Choose what actions you need to perform with the kernel, and click “Run.”
It will take a couple of minutes for the system to complete the specified actions. The report is available for download as an .xlsx file.
To download the report in the “Task List”, click on the “Download XLSX” button.
The report consists of two pages:
- list of words cleared of duplicates;
- initial settings (initial list of words and settings for necessary actions with the kernel).
In the example, the source list consisted of 3492 queries. After cleaning, their number was reduced to 2828 words, that is, duplicates occupied 19% of the core.
3. Delete words with zero frequency
For contextual advertising purposes, words with a near-zero frequency are not of interest, since there will be no impressions for them. Such words are best removed immediately.
To check the frequency of a large array of keys, Click.ru has parser wordstat. It collects frequencies from the left column of Wordstat. It parses frequency in any Yandex region and takes into account the type of keyword matching.
How to use the tool
Go to tool page. Add queries.
Select the region over which the instrument will pars frequencies.
Specify frequency collection parameters. The tool collects frequencies according to requests in a broad correspondence, fixes the number of words and morphology, fixes the word order.
Read more about the features of the Wordstat parser in the article: “How to quickly determine the frequency in Wordstat”
To start the task, click the “Run Scan” button. The collection time depends on the number of requests, regions, and match types.
The report is available in the task list in XLSX format.
The report indicates the frequency of requests in different types of compliance. Delete words with zero and near-zero frequencies.
Important! Be careful with keywords related to seasonal goods / services. In Wordstat, statistics are collected for the last month, so if there is a recession in your niche now, the frequency will be low. We wrote in detail about frequency analysis in Wordstat here. Google Trends can also help. They also told how to work with him.
After removing the “nulls,” you can proceed to group words.

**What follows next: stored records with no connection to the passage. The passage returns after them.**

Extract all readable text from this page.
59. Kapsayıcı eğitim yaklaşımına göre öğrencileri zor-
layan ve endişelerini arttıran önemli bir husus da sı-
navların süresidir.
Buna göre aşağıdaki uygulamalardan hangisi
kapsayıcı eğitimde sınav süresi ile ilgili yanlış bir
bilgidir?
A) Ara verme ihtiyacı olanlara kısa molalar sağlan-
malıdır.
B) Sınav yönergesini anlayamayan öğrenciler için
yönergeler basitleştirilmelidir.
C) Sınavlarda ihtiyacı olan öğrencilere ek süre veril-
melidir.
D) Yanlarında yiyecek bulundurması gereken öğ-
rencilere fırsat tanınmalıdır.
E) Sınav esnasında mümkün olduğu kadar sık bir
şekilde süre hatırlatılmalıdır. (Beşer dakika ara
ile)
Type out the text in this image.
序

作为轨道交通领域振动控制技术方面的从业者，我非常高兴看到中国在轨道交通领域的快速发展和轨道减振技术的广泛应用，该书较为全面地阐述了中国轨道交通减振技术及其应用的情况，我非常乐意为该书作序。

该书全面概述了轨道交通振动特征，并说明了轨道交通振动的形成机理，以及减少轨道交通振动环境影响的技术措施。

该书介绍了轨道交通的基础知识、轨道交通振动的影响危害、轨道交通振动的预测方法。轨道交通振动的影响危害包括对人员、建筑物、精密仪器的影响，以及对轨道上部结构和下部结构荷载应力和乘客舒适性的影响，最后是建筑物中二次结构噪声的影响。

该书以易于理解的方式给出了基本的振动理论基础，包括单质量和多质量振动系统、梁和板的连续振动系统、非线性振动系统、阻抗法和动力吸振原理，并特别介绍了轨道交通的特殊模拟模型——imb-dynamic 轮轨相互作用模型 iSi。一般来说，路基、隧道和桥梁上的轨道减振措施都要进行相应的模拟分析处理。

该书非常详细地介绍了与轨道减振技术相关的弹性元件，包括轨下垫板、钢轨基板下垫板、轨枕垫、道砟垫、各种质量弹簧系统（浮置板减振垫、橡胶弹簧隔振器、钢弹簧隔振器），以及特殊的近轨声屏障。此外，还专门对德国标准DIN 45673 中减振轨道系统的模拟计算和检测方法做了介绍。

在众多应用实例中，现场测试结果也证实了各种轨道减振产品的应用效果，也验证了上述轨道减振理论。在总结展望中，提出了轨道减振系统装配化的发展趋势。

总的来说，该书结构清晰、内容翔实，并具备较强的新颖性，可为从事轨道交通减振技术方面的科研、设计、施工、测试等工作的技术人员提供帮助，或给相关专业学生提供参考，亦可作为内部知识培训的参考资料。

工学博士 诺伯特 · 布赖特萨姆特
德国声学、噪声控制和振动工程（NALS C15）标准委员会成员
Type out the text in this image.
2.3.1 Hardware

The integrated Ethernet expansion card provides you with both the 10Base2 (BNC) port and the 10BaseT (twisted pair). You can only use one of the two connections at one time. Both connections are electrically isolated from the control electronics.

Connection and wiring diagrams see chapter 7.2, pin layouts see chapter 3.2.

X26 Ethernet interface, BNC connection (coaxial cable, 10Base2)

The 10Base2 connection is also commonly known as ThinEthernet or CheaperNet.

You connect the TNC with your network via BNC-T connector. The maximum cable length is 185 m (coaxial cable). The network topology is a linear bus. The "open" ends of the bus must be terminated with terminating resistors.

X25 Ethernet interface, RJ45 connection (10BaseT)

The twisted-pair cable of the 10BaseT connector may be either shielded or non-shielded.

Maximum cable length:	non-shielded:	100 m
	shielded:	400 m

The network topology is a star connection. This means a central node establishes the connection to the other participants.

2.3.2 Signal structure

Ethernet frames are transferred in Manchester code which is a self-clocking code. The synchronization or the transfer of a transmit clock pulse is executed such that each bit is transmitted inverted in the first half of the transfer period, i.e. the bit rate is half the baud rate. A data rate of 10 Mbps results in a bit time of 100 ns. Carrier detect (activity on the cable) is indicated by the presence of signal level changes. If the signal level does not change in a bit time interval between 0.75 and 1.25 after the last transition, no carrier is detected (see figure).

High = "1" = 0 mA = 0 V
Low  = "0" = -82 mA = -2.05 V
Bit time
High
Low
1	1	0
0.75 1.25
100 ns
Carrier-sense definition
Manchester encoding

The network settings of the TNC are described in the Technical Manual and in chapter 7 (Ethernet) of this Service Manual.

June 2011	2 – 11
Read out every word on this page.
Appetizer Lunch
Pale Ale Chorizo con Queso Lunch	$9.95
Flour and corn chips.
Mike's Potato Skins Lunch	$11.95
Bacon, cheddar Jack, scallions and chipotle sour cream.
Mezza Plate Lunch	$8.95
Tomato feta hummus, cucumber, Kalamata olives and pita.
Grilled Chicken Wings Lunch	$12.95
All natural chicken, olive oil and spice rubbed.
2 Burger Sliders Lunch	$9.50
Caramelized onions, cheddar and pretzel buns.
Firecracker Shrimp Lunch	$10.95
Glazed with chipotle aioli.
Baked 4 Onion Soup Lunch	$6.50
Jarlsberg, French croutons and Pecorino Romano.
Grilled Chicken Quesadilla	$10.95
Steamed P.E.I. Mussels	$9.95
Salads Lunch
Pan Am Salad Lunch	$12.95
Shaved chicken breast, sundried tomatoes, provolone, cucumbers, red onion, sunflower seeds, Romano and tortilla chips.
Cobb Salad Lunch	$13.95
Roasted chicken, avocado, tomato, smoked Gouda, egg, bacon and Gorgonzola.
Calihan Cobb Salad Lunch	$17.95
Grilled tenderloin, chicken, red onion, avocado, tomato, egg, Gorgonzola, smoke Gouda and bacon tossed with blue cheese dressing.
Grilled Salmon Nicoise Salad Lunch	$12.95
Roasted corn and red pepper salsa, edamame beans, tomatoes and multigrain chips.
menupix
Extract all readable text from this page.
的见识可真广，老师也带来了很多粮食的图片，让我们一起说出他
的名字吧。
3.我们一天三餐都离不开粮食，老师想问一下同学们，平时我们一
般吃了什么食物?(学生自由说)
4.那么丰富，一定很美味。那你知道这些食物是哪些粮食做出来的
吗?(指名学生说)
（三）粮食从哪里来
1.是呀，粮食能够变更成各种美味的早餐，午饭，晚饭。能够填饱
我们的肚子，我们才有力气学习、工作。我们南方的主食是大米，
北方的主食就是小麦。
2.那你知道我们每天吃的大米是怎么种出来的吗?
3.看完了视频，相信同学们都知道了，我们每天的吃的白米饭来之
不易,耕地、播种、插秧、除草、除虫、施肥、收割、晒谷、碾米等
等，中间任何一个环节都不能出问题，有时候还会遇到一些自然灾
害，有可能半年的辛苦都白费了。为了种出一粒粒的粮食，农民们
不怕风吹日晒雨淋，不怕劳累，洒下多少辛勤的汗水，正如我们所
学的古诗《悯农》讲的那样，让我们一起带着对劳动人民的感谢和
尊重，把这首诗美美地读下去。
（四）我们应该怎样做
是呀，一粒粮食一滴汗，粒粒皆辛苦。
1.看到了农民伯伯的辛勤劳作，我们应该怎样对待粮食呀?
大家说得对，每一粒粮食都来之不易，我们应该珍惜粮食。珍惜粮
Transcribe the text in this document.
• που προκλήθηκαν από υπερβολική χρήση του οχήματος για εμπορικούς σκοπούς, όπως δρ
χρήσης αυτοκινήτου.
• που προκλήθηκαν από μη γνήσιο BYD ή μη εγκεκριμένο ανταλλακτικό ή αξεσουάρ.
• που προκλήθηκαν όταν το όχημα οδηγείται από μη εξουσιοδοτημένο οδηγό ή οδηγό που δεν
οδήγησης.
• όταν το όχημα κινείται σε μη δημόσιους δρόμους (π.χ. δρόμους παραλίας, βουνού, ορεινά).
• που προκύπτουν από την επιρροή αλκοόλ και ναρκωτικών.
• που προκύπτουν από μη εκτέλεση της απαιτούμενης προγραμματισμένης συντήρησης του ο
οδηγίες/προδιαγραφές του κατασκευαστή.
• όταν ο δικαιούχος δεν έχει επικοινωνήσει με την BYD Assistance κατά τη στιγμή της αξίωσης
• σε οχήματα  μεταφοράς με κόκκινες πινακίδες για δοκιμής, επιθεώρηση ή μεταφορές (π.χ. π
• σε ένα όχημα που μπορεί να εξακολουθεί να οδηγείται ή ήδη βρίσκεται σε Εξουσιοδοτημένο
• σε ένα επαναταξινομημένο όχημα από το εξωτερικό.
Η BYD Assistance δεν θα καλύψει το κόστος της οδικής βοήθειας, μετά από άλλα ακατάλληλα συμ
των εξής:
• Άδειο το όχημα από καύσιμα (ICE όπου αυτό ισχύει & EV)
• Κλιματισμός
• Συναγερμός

4. Break the collected words into groups and complete the kernel cleanup
To group keywords use clustering. The tool groups words based on a comparison of TOPs of search results in a given region. The tool is usually used by SEO-specialists to break the keys on the pages. But it is also well suited for contextual advertising.
How to use the tool
Go to tool page. For ease of navigation in reports, indicate the website address and name the project.
Upload requests with a file or list. The list should contain at least 20 queries.
Choose a clustering method. Two options are available: comparison of TOPs and professional settings. In the settings, specify the search engine, the accuracy range, the number of words in the cluster (for professional settings). Click on the “Start Clustering” button.
Read more about the configuration and capabilities of Click.ru clustering in the article “How to group key queries using clustering?”
Download the report in the task list.
In the report, requests for ads are grouped in clusters based on search results. View the report and delete the clusters with irrelevant queries. It is much more convenient to do it right now, and not one word at a time during the selection.
As a result, you get grouped and garbage-free semantics, ready for use.
Not enough words for semantics – expand the list
It happens that after cleaning the list of words is greatly reduced. In this case, use the tools to expand the semantics:
Read more about expanding the kernel in a narrow niche in the article “How to expand the English-language semantics for search advertising in a narrow niche.”
Another option for replenishing semantics is keyword parsing, which launched the advertising of competitors using a free parser. Details about him – link.